Emails of centrist French presidential candidate's team hacked, altered


PARIS

French presidential candidate Emmanuel Macron’s team said it has been the victim of a “massive” cyber attack and that its documents have been distributed via social networks.

Macron’s team said in a statement that hackers have mixed fake documents with real ones stolen from the personal and professional email accounts of campaign staff. The campaign said the activities shown by its documents are completely legal.

Centrist independent Macron was leading his nationalist rival Marine Le Pen by a wide margin when campaigning officially ended at midnight on Friday.
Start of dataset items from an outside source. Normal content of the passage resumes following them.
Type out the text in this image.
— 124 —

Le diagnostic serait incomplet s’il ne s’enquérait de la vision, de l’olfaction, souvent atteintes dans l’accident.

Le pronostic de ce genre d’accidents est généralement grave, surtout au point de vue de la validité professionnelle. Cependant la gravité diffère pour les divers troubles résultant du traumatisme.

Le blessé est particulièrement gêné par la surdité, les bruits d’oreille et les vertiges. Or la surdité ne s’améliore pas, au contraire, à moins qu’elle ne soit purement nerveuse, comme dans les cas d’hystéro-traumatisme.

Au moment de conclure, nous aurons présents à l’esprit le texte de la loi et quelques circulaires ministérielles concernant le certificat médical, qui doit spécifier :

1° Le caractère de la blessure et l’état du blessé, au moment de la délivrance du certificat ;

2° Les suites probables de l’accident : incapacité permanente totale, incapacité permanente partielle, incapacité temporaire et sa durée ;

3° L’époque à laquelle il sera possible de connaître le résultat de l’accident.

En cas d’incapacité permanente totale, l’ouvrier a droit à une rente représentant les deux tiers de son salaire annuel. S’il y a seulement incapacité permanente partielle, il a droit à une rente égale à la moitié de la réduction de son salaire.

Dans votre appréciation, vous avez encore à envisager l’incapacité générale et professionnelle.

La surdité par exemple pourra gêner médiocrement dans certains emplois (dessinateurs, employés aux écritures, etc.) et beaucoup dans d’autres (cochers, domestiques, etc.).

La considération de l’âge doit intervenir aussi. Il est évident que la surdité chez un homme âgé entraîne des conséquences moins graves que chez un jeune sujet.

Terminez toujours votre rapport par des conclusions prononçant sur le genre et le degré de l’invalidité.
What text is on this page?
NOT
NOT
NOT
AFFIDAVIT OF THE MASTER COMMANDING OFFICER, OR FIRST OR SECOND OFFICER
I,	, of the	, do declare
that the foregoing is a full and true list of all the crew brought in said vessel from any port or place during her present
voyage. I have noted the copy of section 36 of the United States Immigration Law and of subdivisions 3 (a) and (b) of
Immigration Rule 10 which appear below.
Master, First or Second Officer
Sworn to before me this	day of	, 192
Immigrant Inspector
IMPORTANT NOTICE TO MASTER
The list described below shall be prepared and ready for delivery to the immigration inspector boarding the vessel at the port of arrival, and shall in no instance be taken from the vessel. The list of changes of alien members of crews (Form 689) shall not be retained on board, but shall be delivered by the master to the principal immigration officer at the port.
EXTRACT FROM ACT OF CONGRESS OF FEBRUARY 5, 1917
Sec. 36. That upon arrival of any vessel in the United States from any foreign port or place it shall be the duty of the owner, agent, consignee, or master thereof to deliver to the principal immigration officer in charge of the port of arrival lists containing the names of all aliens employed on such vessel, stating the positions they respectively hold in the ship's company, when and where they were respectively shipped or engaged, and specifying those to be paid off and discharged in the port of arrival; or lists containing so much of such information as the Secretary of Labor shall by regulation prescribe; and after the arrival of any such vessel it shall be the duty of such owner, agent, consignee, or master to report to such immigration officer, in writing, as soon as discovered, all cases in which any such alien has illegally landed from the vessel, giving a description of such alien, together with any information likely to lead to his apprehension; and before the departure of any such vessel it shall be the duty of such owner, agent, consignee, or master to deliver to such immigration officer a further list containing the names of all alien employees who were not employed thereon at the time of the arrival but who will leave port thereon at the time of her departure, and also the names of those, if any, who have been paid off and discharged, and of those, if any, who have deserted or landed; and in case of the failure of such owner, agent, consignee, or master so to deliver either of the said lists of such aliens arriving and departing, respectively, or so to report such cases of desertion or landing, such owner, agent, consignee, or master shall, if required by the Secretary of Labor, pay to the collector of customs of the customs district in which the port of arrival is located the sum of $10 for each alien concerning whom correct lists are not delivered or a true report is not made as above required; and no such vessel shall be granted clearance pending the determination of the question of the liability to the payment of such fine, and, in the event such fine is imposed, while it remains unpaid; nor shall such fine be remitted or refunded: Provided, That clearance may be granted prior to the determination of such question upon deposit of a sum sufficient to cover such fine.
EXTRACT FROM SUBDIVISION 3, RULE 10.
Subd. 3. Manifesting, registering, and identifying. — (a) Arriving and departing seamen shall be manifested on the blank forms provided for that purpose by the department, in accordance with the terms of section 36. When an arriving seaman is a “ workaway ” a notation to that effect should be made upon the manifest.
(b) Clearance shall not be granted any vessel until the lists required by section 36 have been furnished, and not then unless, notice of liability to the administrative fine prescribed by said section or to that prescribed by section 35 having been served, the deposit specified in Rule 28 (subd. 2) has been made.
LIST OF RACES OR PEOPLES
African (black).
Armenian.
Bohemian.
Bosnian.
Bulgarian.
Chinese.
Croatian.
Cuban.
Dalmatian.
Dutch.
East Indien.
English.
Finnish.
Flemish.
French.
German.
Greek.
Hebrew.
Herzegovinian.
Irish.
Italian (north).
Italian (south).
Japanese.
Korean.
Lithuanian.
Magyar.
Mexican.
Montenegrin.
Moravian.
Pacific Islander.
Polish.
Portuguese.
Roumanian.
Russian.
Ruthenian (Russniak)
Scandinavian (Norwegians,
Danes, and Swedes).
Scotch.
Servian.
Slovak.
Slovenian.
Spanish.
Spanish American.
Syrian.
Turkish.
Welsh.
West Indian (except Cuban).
Le Pen’s top aide Florian Philippot responded to the leak on Twitter, suggesting the media have avoided scrutinizing Macron thoroughly.

“Will the Macronleaks uncover things that investigative journalism has deliberately killed?” Philippot said in a tweet. “Frightening democratic shipwreck.”

France's election campaign commission is examining the hacking attack, which targeted Macron's political movement.

The commission said it would have a meeting early Saturday to discuss the attack.

It urged French media not to publish the documents, warning that some of them are "probably" fake.

French electoral law imposes a blackout Saturday and most of Sunday on any campaigning and media coverage seen as swaying the election, to allow voters a period of reflection before casting their ballots.

Macron is seen as the favorite going into Sunday's runoff against far-right Le Pen.